R&D

No more sassy SaaS integrations

Amit Ripshtos
Tech Lead
August 24, 2022
Building a framework for integrating 3rd parties to our platform faster.

Modern applications are giant meshes of services and interconnected APIs. However, there isn’t a standardized, systematic way to integrate them. As we built the Dazz Remediation Cloud to accelerate secure cloud software development , we needed to address how different R&D teams write integrations to SaaS applications in a consistent and efficient way.

In this video, we'll cover the patterns and anti-patterns of working with third party integrations, and suggest how to wrap them into a very Pythonic framework that focuses on ease of use and great developer experience, using widely used frameworks such as Typer and Pydantic, and methodologies like dependency injection and snapshot testing.

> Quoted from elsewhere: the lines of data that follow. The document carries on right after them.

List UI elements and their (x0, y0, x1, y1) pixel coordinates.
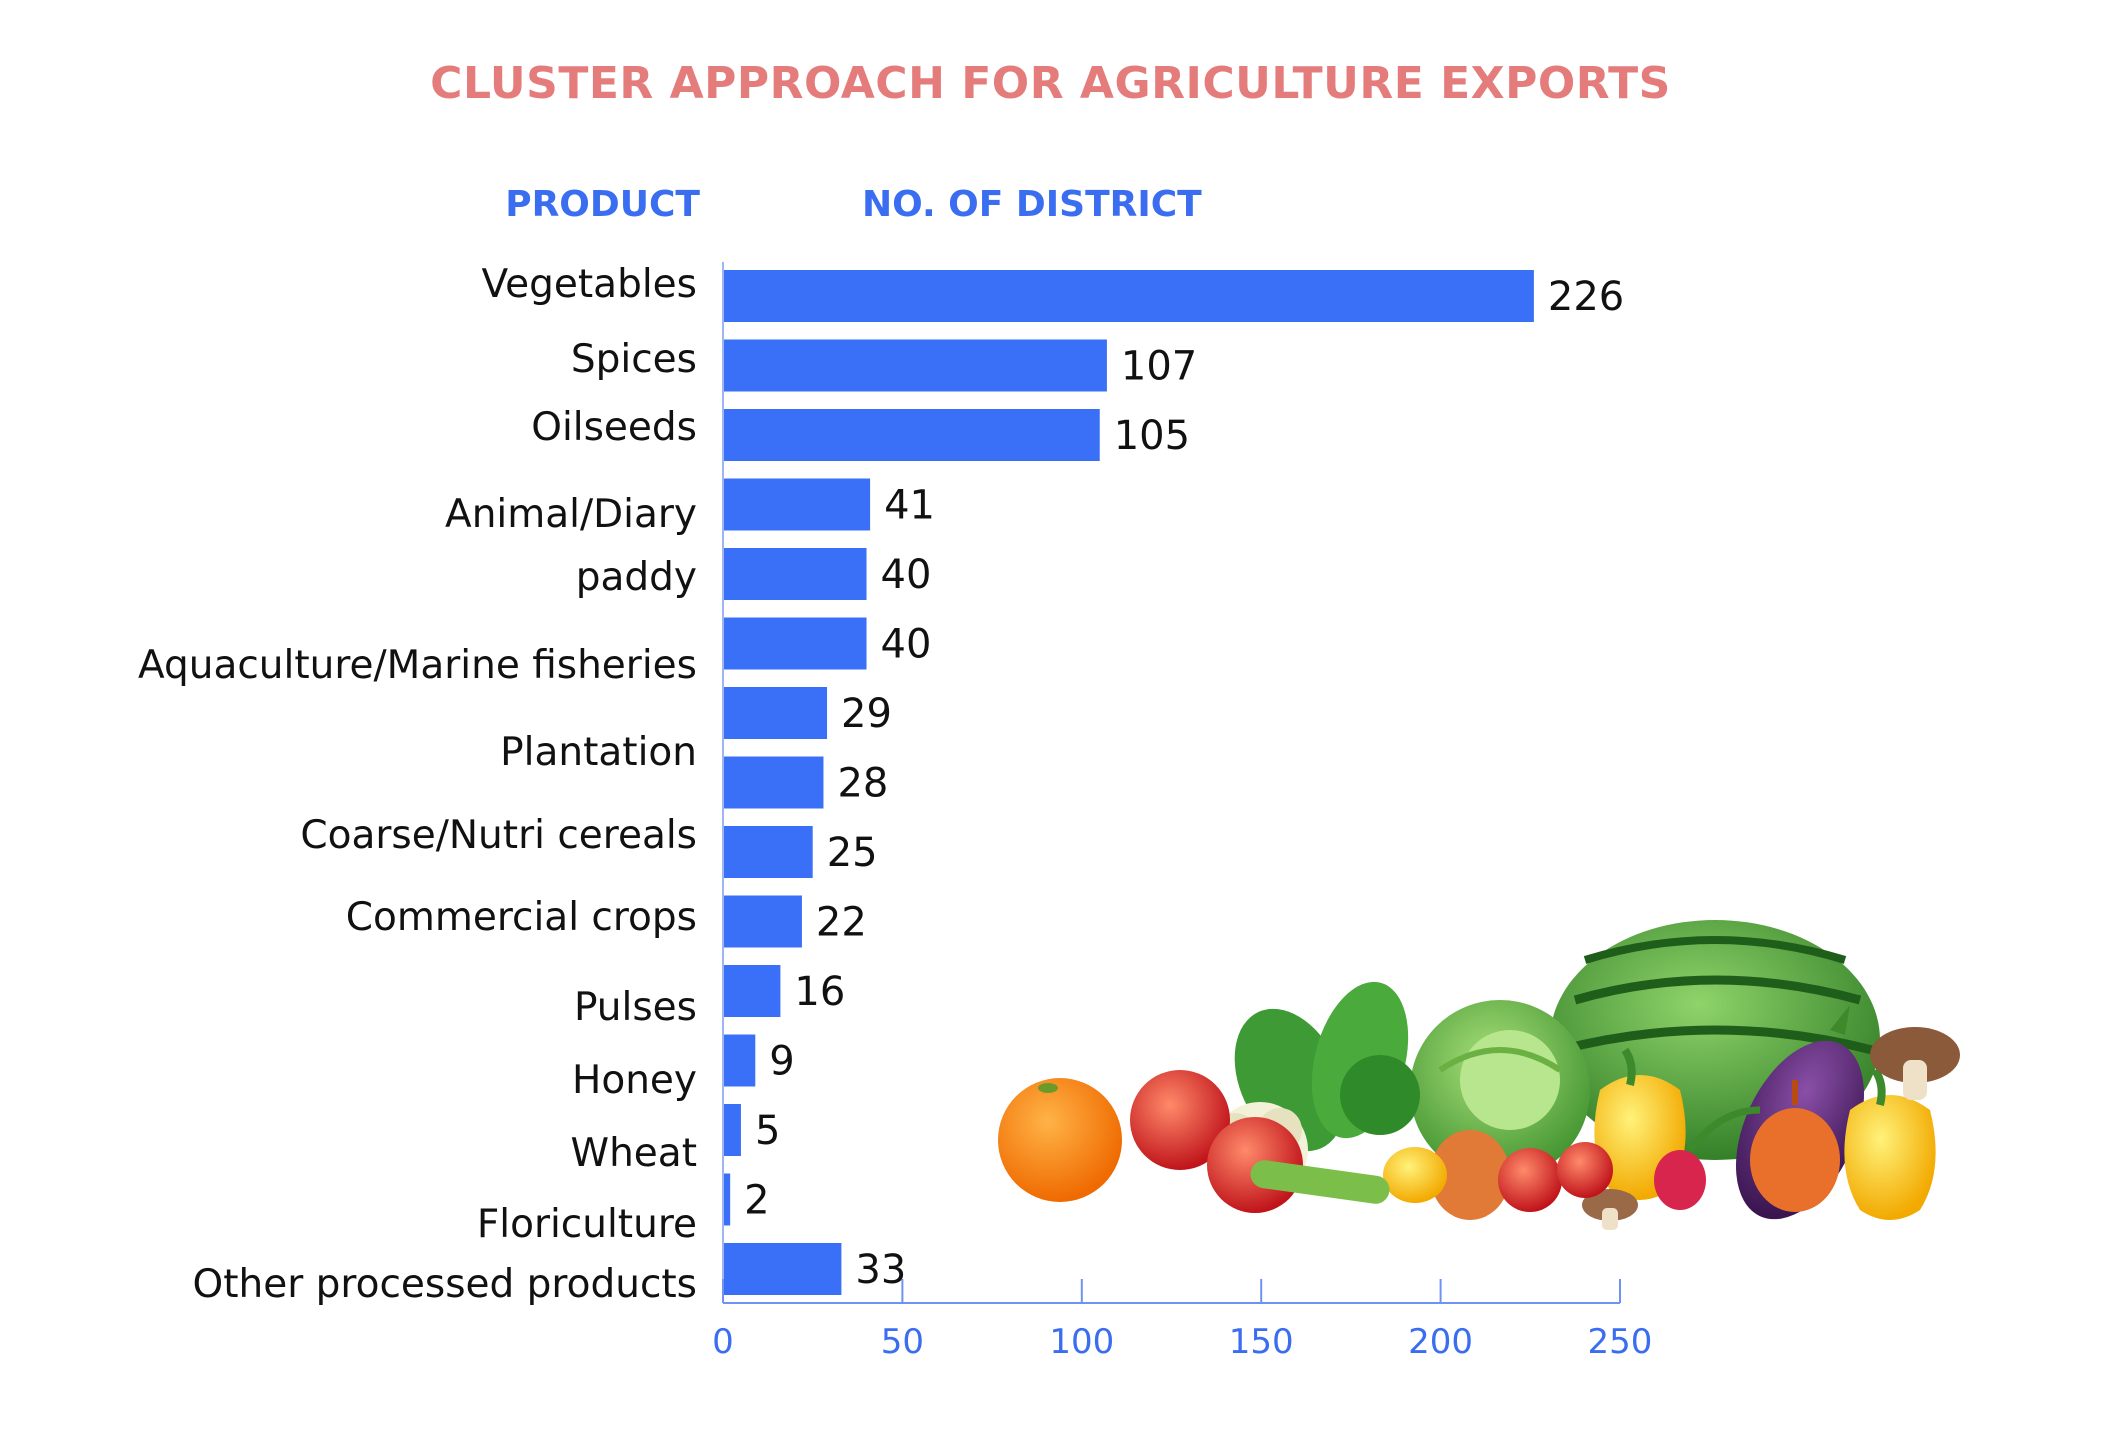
bar (723, 548, 867, 600)
value-label: 2 (744, 1178, 769, 1224)
value-label: 29 (841, 691, 892, 737)
bar (723, 1104, 741, 1156)
bar (723, 1034, 756, 1087)
value-label: 22 (816, 900, 867, 946)
district-column-header: NO. OF DISTRICT (862, 184, 1202, 225)
category-label: Spices (571, 337, 697, 382)
onion-icon (1430, 1080, 1840, 1220)
bar (723, 1243, 842, 1295)
bar (723, 339, 1107, 392)
category-label: Coarse/Nutri cereals (300, 813, 697, 858)
x-tick-label: 200 (1408, 1322, 1473, 1362)
value-label: 40 (881, 622, 932, 668)
x-tick-label: 250 (1588, 1322, 1653, 1362)
category-label: Pulses (574, 985, 697, 1030)
value-label: 5 (755, 1108, 780, 1154)
category-label: Other processed products (193, 1262, 697, 1307)
category-label: Vegetables (482, 262, 698, 307)
category-label: Aquaculture/Marine fisheries (138, 643, 697, 688)
category-label: Wheat (571, 1131, 697, 1176)
category-labels: Vegetables Spices Oilseeds Animal/Diary padd… (138, 262, 697, 1307)
bar (723, 687, 828, 739)
value-label: 16 (794, 969, 845, 1015)
bar (723, 965, 781, 1017)
bar (723, 756, 824, 809)
bar (723, 826, 813, 878)
lemon-icon (1383, 1147, 1447, 1203)
category-label: Honey (572, 1058, 697, 1103)
orange-icon (998, 1078, 1122, 1202)
category-label: Animal/Diary (445, 492, 697, 537)
x-tick-label: 150 (1229, 1322, 1294, 1362)
bar (723, 409, 1100, 461)
value-label: 28 (837, 761, 888, 807)
zucchini-icon (1250, 1160, 1390, 1204)
category-label: Oilseeds (531, 405, 697, 450)
chart-title: CLUSTER APPROACH FOR AGRICULTURE EXPORTS (430, 58, 1671, 109)
x-tick-label: 0 (712, 1322, 734, 1362)
value-labels: 226 107 105 41 40 40 29 28 25 22 169 5 2 33 (744, 274, 1624, 1293)
category-label: Plantation (500, 730, 697, 775)
value-label: 25 (827, 830, 878, 876)
vegetable-illustration (998, 920, 1960, 1230)
value-label: 40 (881, 552, 932, 598)
category-label: Commercial crops (346, 895, 697, 940)
x-tick-label: 100 (1049, 1322, 1114, 1362)
value-label: 41 (884, 483, 935, 529)
value-label: 107 (1121, 344, 1197, 390)
value-label: 105 (1114, 413, 1190, 459)
bar (723, 478, 871, 531)
product-column-header: PRODUCT (505, 184, 700, 225)
bar (723, 1173, 731, 1226)
mushroom-icon (1582, 1027, 1960, 1230)
radish-icon (1654, 1106, 1761, 1210)
x-tick-label: 50 (881, 1322, 924, 1362)
bars (723, 270, 1534, 1295)
category-label: paddy (576, 555, 697, 600)
bar (723, 270, 1534, 322)
bar (723, 617, 867, 670)
bar (723, 895, 802, 948)
category-label: Floriculture (477, 1202, 697, 1247)
value-label: 9 (769, 1039, 794, 1085)
value-label: 226 (1548, 274, 1624, 320)
value-label: 33 (855, 1247, 906, 1293)
x-axis: 0 50 100 150 200 250 (712, 262, 1652, 1362)
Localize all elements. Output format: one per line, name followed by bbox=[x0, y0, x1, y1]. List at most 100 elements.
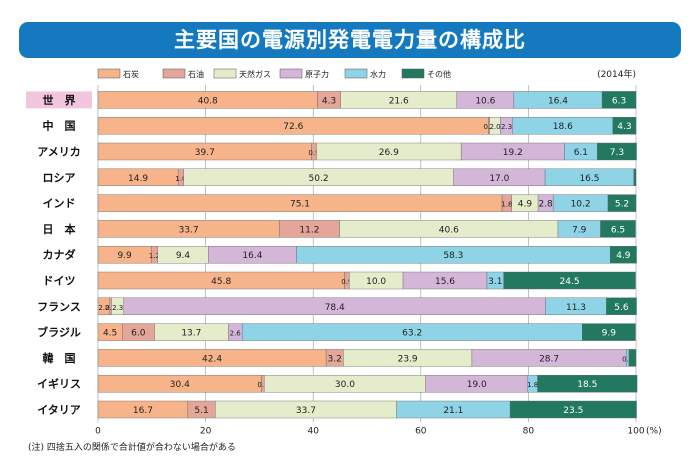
x-tick-label: 100 bbox=[627, 426, 644, 436]
category-label: カナダ bbox=[43, 248, 76, 262]
legend-swatch bbox=[97, 68, 121, 79]
data-label: 7.9 bbox=[572, 225, 587, 235]
data-label: 1.8 bbox=[527, 381, 538, 389]
data-label: 21.6 bbox=[389, 96, 409, 106]
legend-label: 石炭 bbox=[123, 70, 139, 79]
category-label: 中 国 bbox=[43, 119, 76, 133]
footnote: (注) 四捨五入の関係で合計値が合わない場合がある bbox=[28, 443, 236, 453]
legend-label: その他 bbox=[427, 69, 451, 79]
data-label: 5.1 bbox=[194, 406, 208, 416]
data-label: 5.6 bbox=[614, 303, 629, 313]
data-label: 30.0 bbox=[335, 380, 355, 390]
data-label: 78.4 bbox=[325, 303, 345, 313]
data-label: 10.2 bbox=[571, 200, 591, 210]
category-label: 世 界 bbox=[43, 93, 76, 107]
data-label: 2.3 bbox=[501, 123, 512, 131]
data-label: 16.5 bbox=[579, 174, 599, 184]
year-note: (2014年) bbox=[597, 68, 636, 80]
data-label: 6.3 bbox=[612, 96, 626, 106]
bar-segment bbox=[509, 400, 637, 419]
data-label: 4.3 bbox=[322, 96, 336, 106]
data-label: 2.3 bbox=[112, 304, 123, 312]
data-label: 0.2 bbox=[484, 123, 495, 131]
bar-segment bbox=[601, 91, 637, 109]
data-label: 2.8 bbox=[538, 200, 553, 210]
category-label: イタリア bbox=[37, 404, 81, 417]
data-label: 0.5 bbox=[257, 381, 268, 389]
data-label: 23.5 bbox=[563, 406, 583, 416]
data-label: 9.4 bbox=[176, 251, 191, 261]
data-label: 1.0 bbox=[175, 175, 186, 183]
data-label: 23.9 bbox=[398, 354, 418, 364]
category-label: インド bbox=[43, 197, 76, 210]
data-label: 2.6 bbox=[230, 330, 242, 338]
data-label: 58.3 bbox=[443, 251, 463, 261]
legend-swatch bbox=[344, 68, 368, 79]
data-label: 16.4 bbox=[242, 251, 262, 261]
bar-segment bbox=[628, 349, 637, 367]
legend-label: 石油 bbox=[188, 69, 204, 79]
data-label: 15.6 bbox=[435, 277, 455, 287]
data-label: 26.9 bbox=[379, 148, 399, 158]
data-label: 2.2 bbox=[98, 304, 109, 312]
data-label: 6.1 bbox=[574, 148, 588, 158]
bar-segment bbox=[607, 194, 637, 212]
data-label: 63.2 bbox=[402, 329, 422, 339]
legend-swatch bbox=[213, 68, 237, 79]
data-label: 75.1 bbox=[290, 200, 310, 210]
data-label: 1.3 bbox=[639, 355, 650, 363]
data-label: 1.8 bbox=[501, 201, 512, 209]
data-label: 50.2 bbox=[309, 174, 329, 184]
data-label: 13.7 bbox=[181, 329, 201, 339]
chart-title: 主要国の電源別発電電力量の構成比 bbox=[19, 22, 681, 58]
data-label: 0.9 bbox=[341, 278, 352, 286]
legend-label: 原子力 bbox=[305, 69, 329, 79]
x-tick-label: 60 bbox=[415, 426, 427, 436]
data-label: 5.2 bbox=[615, 200, 629, 210]
x-axis-unit: (%) bbox=[646, 426, 662, 436]
category-label: イギリス bbox=[37, 377, 81, 391]
data-label: 18.5 bbox=[577, 380, 597, 390]
category-label: フランス bbox=[37, 300, 81, 313]
data-label: 6.0 bbox=[131, 329, 146, 339]
data-label: 10.6 bbox=[475, 96, 495, 106]
data-label: 30.4 bbox=[170, 380, 190, 390]
x-tick-label: 20 bbox=[200, 426, 212, 436]
category-label: ブラジル bbox=[37, 325, 81, 339]
data-label: 42.4 bbox=[202, 354, 222, 364]
data-label: 7.3 bbox=[610, 148, 624, 158]
x-tick-label: 0 bbox=[95, 426, 101, 436]
data-label: 0.9 bbox=[308, 149, 319, 157]
category-label: ロシア bbox=[43, 171, 76, 184]
data-label: 2.0 bbox=[489, 123, 500, 131]
data-label: 21.1 bbox=[443, 406, 463, 416]
data-label: 3.1 bbox=[488, 277, 502, 287]
data-label: 33.7 bbox=[179, 225, 199, 235]
data-label: 0.5 bbox=[622, 355, 633, 363]
x-tick-label: 80 bbox=[523, 426, 535, 436]
data-label: 17.0 bbox=[489, 174, 509, 184]
data-label: 45.8 bbox=[211, 277, 231, 287]
data-label: 40.6 bbox=[439, 225, 459, 235]
legend-swatch bbox=[279, 68, 303, 79]
bar-segment bbox=[503, 271, 636, 290]
data-label: 16.7 bbox=[133, 406, 153, 416]
bar-segment bbox=[582, 323, 636, 341]
legend-swatch bbox=[401, 68, 425, 79]
category-label: アメリカ bbox=[37, 146, 80, 159]
bar-segment bbox=[612, 116, 637, 135]
data-label: 19.0 bbox=[467, 380, 487, 390]
data-label: 19.2 bbox=[503, 148, 523, 158]
data-label: 33.7 bbox=[296, 406, 316, 416]
category-label: ドイツ bbox=[43, 275, 76, 288]
data-label: 3.2 bbox=[328, 354, 342, 364]
category-label: 韓 国 bbox=[43, 351, 76, 365]
bar-segment bbox=[633, 168, 637, 187]
data-label: 18.6 bbox=[553, 122, 573, 132]
bar-segment bbox=[609, 245, 637, 264]
data-label: 28.7 bbox=[539, 354, 559, 364]
data-label: 16.4 bbox=[548, 96, 568, 106]
data-label: 1.2 bbox=[149, 252, 160, 260]
bar-segment bbox=[600, 220, 636, 238]
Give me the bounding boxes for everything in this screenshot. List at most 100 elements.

Hey everyone. Super excited to be here. It's actually my second time and it's twice as fun. My name is Amit. I work at Dazz, and I basically really love Python. So today we are going to talk about sassy SaaS integrations. And before I start I just want to say thank you to the Python organization and Sam for everything as everything is wonderful. Great. So before I talk about the real issue, which is SaaS integrations, I want to explain why we have this issue. So, at Dazz, we are building the cloud remediation cloud,  and that means that enterprises that have a bunch of tools and a lot of developers equals tons of alerts. We basically help them fix these alerts. Before we help them fix the alerts, we need to actually consume these alerts and the information into our own cloud.

There are a lot of security tools and developer tools that we need to integrate with. For example, we need to integrate GitHub for the Dependabot alerts, or we need to integrate Snyk for the issues for the SCA. 

Let's talk about the agenda. We're going to talk about integration in general and how it works, how we do API REST integrations and what are the main obstacles, both in fetching the data and doing the ETL afterwards. And, later on, we are going to talk about Airbyte as a use case of how a really cool company solves this generally for almost every kind of integration, and what we can learn from each SDK. Later on, I would like to share a bit how we solve that issue at Dazz, and how we build our own SDK for that. And I will show some cool tricks, for example, a module discovery and dependency injections to make the developers’ lives easier. I will finish with showing a cool tip on how to make automated snapshot testing for integrations.

Each integration has its own story. You almost all the time need to implement authentication, which is either token or OAuth. You need to implement pagination that might be cursor or by page, and same goes to rate limits and having the 400 status codes also for versions. So, I guess many here integrated something and the schema of that integration changed without noticing. The most important part is the schema itself, how to save the right schema so we can ingest it later.

Handling data is an art and it's fun, because every time I move between jobs, I have the same problem, which is how to handle integrations, how to handle ETLs. So, basically, I want to drill down about the real obstacles and one fetching integration, you always need to do the same things all over again. You need to make sure that the time windowing is right, so you fetch only new data and also the same goes for pagination. You need to make sure you don't spam the API and cause rate limits, or even throttling. You need to make sure that you enter the right exceptions of, for example, validations or even internal server errors, gracefully, and monitor them using metrics and even traces.

 

For validation, after you fetch the data, you don't need to trust the third party. You can validate the code. You can do a JSON schema, or something like that. You make sure that you’ve got enough data to continue working. And if not, maybe you need to crash it.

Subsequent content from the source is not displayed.